5- Quels scénarios pour une sortie de crise rapide ?
Dans une déclaration accordée à CNN, Hadi Sirika, le ministre nigérian de l’Aviation, a réaffirmé « la capacité, la volonté et l’équité » du Nigeria pour résoudre ce genre de différend. Quelques jours plus tard, la banque centrale du Nigeria (CBN) a débloqué, le 26 août, la somme de 265 millions de dollars – alors que le total des fonds retenus dans le pays s’élève à 465 millions de dollars – pour alléger la crise et éviter de voir les compagnies aériennes internationales déserter les aéroports de Lagos et Abuja.
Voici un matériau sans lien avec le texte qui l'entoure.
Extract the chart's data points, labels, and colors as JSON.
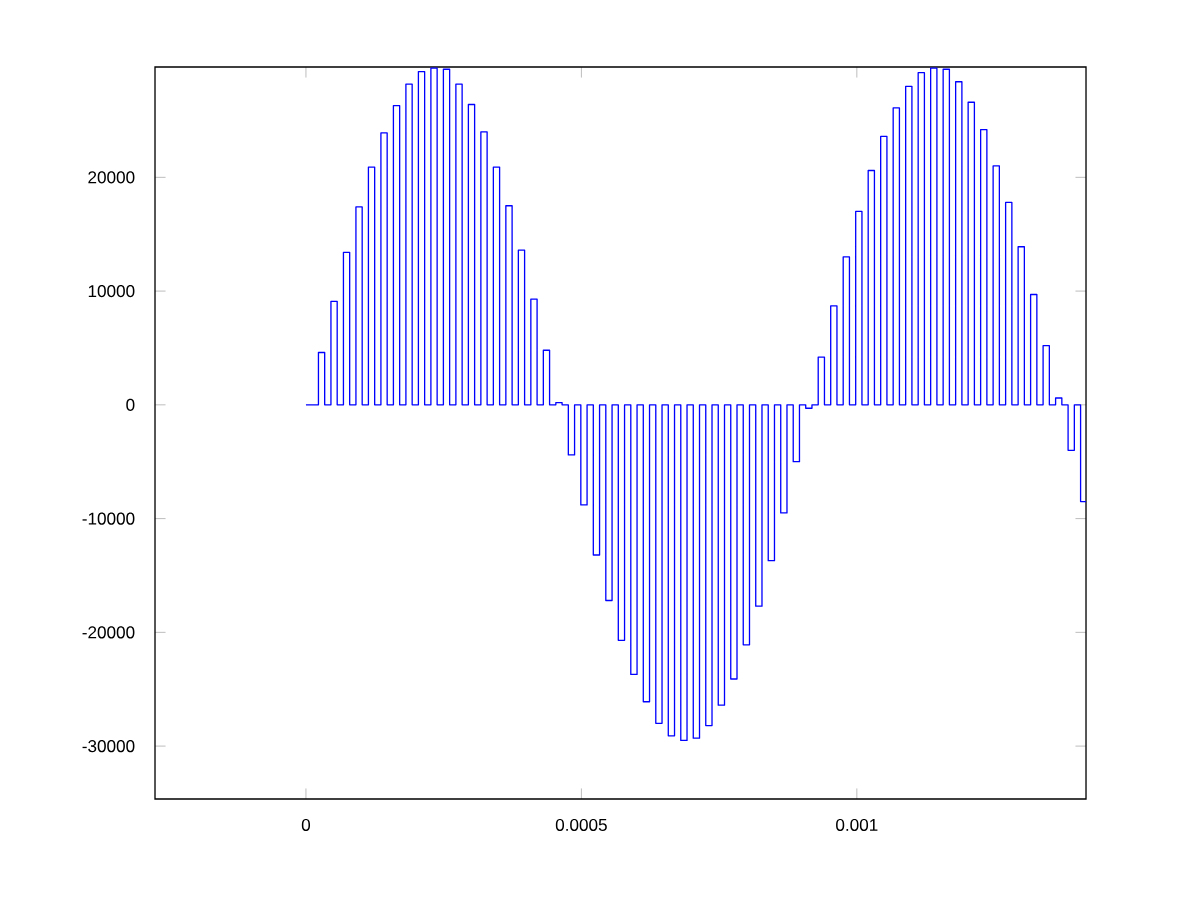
{
  "chart_data": {
    "type": "step",
    "xlim": [
      -0.000274,
      0.001416
    ],
    "ylim": [
      -34650,
      29700
    ],
    "xticks": [
      0,
      0.0005,
      0.001
    ],
    "yticks": [
      -30000,
      -20000,
      -10000,
      0,
      10000,
      20000
    ],
    "grid": false,
    "series": [
      {
        "color": "#0000ff",
        "x": [
          0,
          1.134e-05,
          2.268e-05,
          3.402e-05,
          4.536e-05,
          5.67e-05,
          6.804e-05,
          7.938e-05,
          9.072e-05,
          0.00010206,
          0.0001134,
          0.00012474,
          0.00013608,
          0.00014742,
          0.00015876,
          0.0001701,
          0.00018144,
          0.00019278,
          0.00020412,
          0.00021546,
          0.0002268,
          0.00023814,
          0.00024948,
          0.00026082,
          0.00027216,
          0.0002835,
          0.00029484,
          0.00030618,
          0.00031752,
          0.00032886,
          0.0003402,
          0.00035154,
          0.00036288,
          0.00037422,
          0.00038556,
          0.0003969,
          0.00040824,
          0.00041958,
          0.00043092,
          0.00044226,
          0.0004536,
          0.00046494,
          0.00047628,
          0.00048762,
          0.00049896,
          0.0005103,
          0.00052164,
          0.00053298,
          0.00054432,
          0.00055566,
          0.000567,
          0.00057834,
          0.00058968,
          0.00060102,
          0.00061236,
          0.0006237,
          0.00063504,
          0.00064638,
          0.00065772,
          0.00066906,
          0.0006804,
          0.00069174,
          0.00070308,
          0.00071442,
          0.00072576,
          0.0007371,
          0.00074844,
          0.00075978,
          0.00077112,
          0.00078246,
          0.0007938,
          0.00080514,
          0.00081648,
          0.00082782,
          0.00083916,
          0.0008505,
          0.00086184,
          0.00087318,
          0.00088452,
          0.00089586,
          0.0009072,
          0.00091854,
          0.00092988,
          0.00094122,
          0.00095256,
          0.0009639,
          0.00097524,
          0.00098658,
          0.00099792,
          0.00100926,
          0.0010206,
          0.00103194,
          0.00104328,
          0.00105462,
          0.00106596,
          0.0010773,
          0.00108864,
          0.00109998,
          0.00111132,
          0.00112266,
          0.001134,
          0.00114534,
          0.00115668,
          0.00116802,
          0.00117936,
          0.0011907,
          0.00120204,
          0.00121338,
          0.00122472,
          0.00123606,
          0.0012474,
          0.00125874,
          0.00127008,
          0.00128142,
          0.00129276,
          0.0013041,
          0.00131544,
          0.00132678,
          0.00133812,
          0.00134946,
          0.0013608,
          0.00137214,
          0.00138348,
          0.00139482,
          0.00140616,
          0.001416
        ],
        "values": [
          0,
          0,
          4600,
          0,
          9100,
          0,
          13400,
          0,
          17400,
          0,
          20900,
          0,
          23900,
          0,
          26300,
          0,
          28200,
          0,
          29300,
          0,
          29600,
          0,
          29500,
          0,
          28200,
          0,
          26400,
          0,
          24000,
          0,
          20900,
          0,
          17500,
          0,
          13600,
          0,
          9300,
          0,
          4800,
          0,
          200,
          0,
          -4400,
          0,
          -8800,
          0,
          -13200,
          0,
          -17200,
          0,
          -20700,
          0,
          -23700,
          0,
          -26100,
          0,
          -28000,
          0,
          -29100,
          0,
          -29500,
          0,
          -29300,
          0,
          -28200,
          0,
          -26400,
          0,
          -24100,
          0,
          -21100,
          0,
          -17700,
          0,
          -13700,
          0,
          -9500,
          0,
          -5000,
          0,
          -300,
          0,
          4200,
          0,
          8700,
          0,
          13000,
          0,
          17000,
          0,
          20600,
          0,
          23600,
          0,
          26100,
          0,
          28000,
          0,
          29200,
          0,
          29600,
          0,
          29500,
          0,
          28400,
          0,
          26600,
          0,
          24200,
          0,
          21000,
          0,
          17800,
          0,
          13900,
          0,
          9700,
          0,
          5200,
          0,
          600,
          0,
          -4000,
          0,
          -8500,
          -8500
        ]
      }
    ]
  }
}
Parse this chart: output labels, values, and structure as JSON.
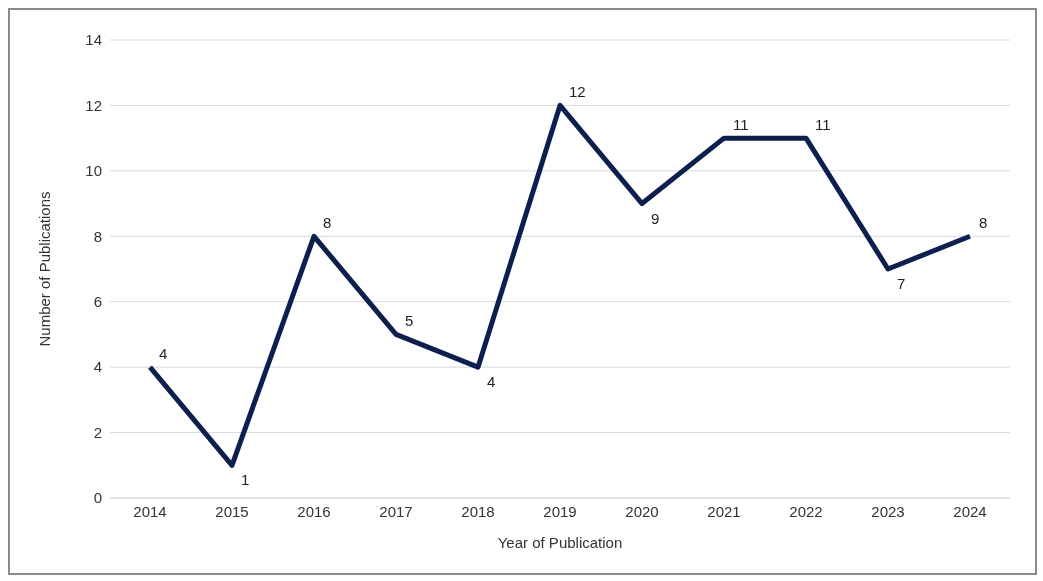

Suffisant pour voir Emirates reprendre ses vols vers et en direction du Nigeria ? Pour l’instant, la compagnie de Dubaï, qui promettait de « réévaluer » sa décision « en cas d’évolution positive concernant les liquidités bloquées », ne s’est pas encore prononcée. De son côté, notre spécialiste du secteur aérien, pour qui « un compromis finira toujours par se concrétiser pour ce type de blocage procédural », y voit « un acte de bonne volonté » susceptible de « débloquer la situation », malgré le risque de récidive.
Pour Kamil Al-Awadhi, vice-président régional de Iata pour l’Afrique et le Moyen-Orient, « les autres États qui bloquent le rapatriement des bénéfices des compagnies aériennes étrangères sont encouragés à suivre l’exemple du Nigeria et à libérer les recettes qu’ils retiennent ». À défaut, « les compagnies aériennes ne peuvent pas se permettre de desservir ces pays ».